Un bilan plus que positif. En 2012, alors qu’elle était capitale Européenne de la Culture, la ville portugaise de Guimarães a vu sa demande touristique augmenter de 106,5 % par rapport à 2011. Ainsi, plus de deux millions de touristes ont assisté aux 2000 expositions, spectacles et autres concerts organisés à cette occasion. Une enquête satisfaction a, de surcroît, révélé que 90 % des spectateurs se sont déclarés satisfaits des événements. Une aubaine pour la ville, qui pourrait profiter longtemps des retombées économiques et de l’enthousiasme suscité lors de cette année si particulière.

Cet engouement ne devrait pas, en outre, s’essouffler en 2013, puisque Guimarães est, depuis le début de l’année, la capitale Européenne du Sport. Les Championnats d’Europe de Boccia (du 15 au 23 juin), un sport proche de la pétanque, ou encore le Festival National de Gymnastique (du 8 au 10 juin), feront partie de la centaine d’événements qui s’y dérouleront. Pour l’occasion, 20 000 athlètes issus de 50 disciplines sportives sont attendus tout au long de l’année.

S.B.

Réactions
Henda Kefi, responsable groupes chez Autrement Voyages

Cela fait maintenant deux ans que la nouvelle mouture d’Autrement Voyages est en place sous la houlette de Georges El Hayek. Le service groupes a été confié à Henda Kefi, une spécialiste chevronnée du bassin méditerranéen, de l’Égypte et de l’Orient, de l’Océan Indien et de l’Amérique Latine.

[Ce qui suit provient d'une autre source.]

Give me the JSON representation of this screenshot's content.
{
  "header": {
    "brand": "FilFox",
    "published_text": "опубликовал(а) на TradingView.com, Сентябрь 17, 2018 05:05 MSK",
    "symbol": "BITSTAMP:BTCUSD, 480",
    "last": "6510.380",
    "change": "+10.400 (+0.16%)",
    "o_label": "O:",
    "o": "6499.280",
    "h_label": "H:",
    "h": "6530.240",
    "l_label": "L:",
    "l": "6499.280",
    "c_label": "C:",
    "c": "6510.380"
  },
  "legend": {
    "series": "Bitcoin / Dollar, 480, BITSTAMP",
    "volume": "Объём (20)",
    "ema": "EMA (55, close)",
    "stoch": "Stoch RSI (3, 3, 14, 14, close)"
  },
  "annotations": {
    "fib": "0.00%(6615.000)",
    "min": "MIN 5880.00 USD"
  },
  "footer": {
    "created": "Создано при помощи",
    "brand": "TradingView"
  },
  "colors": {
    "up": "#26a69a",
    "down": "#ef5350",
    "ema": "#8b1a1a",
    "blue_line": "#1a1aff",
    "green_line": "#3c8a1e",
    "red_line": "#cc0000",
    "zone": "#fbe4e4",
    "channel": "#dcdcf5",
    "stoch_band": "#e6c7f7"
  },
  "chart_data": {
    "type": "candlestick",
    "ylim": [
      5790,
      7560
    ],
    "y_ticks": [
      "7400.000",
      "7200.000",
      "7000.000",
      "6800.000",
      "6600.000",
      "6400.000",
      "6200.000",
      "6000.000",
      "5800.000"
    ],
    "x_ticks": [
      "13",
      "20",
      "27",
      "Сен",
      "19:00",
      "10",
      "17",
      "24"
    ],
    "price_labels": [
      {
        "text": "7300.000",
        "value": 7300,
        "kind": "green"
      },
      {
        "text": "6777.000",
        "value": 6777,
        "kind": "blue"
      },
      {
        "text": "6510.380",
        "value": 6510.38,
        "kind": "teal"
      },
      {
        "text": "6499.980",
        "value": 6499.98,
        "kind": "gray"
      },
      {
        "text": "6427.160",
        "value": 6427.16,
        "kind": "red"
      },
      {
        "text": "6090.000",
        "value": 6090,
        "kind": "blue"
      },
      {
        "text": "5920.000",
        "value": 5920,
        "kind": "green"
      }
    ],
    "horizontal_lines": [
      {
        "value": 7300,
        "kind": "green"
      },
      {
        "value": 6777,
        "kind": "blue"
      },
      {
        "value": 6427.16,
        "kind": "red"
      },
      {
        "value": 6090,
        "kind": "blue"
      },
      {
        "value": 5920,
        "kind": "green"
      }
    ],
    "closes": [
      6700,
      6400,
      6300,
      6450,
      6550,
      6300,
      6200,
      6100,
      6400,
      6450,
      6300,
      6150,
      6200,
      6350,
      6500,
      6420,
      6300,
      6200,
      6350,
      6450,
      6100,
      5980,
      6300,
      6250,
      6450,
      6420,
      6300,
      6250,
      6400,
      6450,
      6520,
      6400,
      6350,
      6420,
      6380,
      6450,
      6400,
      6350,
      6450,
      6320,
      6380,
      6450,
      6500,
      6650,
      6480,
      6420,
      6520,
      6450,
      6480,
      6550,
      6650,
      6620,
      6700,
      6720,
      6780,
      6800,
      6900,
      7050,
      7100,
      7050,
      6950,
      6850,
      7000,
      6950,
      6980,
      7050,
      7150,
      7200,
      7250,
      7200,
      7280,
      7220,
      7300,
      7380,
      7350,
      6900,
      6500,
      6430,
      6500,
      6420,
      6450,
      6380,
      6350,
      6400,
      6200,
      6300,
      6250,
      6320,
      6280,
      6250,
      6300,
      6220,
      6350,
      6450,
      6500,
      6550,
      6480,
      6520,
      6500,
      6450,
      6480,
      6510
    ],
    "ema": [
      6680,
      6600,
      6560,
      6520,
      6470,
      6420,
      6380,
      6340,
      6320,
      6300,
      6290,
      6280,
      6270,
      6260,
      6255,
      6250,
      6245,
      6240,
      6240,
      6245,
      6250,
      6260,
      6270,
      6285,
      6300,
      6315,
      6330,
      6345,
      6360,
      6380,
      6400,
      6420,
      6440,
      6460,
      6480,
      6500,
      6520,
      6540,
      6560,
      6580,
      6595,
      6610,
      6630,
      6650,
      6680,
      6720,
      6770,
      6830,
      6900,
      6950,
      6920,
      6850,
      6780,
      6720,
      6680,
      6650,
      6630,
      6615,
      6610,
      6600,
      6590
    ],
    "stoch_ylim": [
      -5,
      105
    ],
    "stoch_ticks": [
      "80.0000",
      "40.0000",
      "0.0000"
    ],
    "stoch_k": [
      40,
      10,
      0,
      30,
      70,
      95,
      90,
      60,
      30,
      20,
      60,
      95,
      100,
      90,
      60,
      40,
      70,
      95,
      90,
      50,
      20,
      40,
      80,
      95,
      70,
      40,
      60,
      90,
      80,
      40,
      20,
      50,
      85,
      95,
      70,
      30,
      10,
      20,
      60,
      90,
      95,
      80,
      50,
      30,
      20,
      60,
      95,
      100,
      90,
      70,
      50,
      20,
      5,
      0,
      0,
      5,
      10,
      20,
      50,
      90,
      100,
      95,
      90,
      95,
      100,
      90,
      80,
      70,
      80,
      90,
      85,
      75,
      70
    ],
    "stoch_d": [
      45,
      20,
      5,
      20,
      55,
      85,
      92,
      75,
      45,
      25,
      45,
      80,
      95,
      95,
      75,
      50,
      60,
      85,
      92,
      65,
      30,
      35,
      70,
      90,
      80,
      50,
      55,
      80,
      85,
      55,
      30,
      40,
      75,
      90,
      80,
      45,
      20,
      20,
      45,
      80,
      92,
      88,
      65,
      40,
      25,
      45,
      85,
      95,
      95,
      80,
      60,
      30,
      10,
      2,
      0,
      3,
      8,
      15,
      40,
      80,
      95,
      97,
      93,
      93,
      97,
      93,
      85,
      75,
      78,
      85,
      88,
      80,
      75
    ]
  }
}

Elle a décidé de lancer le Portugal depuis maintenant un an. Et elle s’en félicite: “L’an passé, nous avons traité une dizaine de groupes d’une taille comprise entre 15 et 60 participants, principalement sur la partie continentale de la destination”, se réjouit-elle. Pour le transport, nous travaillons avec TAP Portugal, qui nous fournit une bonne desserte depuis la plupart des grandes villes françaises”. À terme, le pays pourrait rejoindre la programmation à destination de la clientèle individuelle.

Mais auparavant, Henda Kefi est venue au BTL de Lisbonne afin de diversifier davantage la programmation groupes sur le Portugal. “Cette première année, elle a été surtout orientée vers Lisbonne et l’Algarve. J’aimerais l’élargir vers le nord et Porto pour commencer”, envisage Henda Kefi. Avec pour axiome de base, la recherche de l’originalité, que ce soit en terme d’hébergement, de programmes et de thématiques: l’agro-tourisme, le bien-être… “La destination reste par rapport à d’autres comparables, telles que l’Italie par exemple, à un niveau de prix compétitif. Nous sommes sur une moyenne de 1 100 euros de prix moyen, tout compris, pour un séjour d’une semaine en hôtellerie quatre étoiles”, précise Henda Kefi, affirmant par ailleurs que “le Portugal va se développer chez nous”.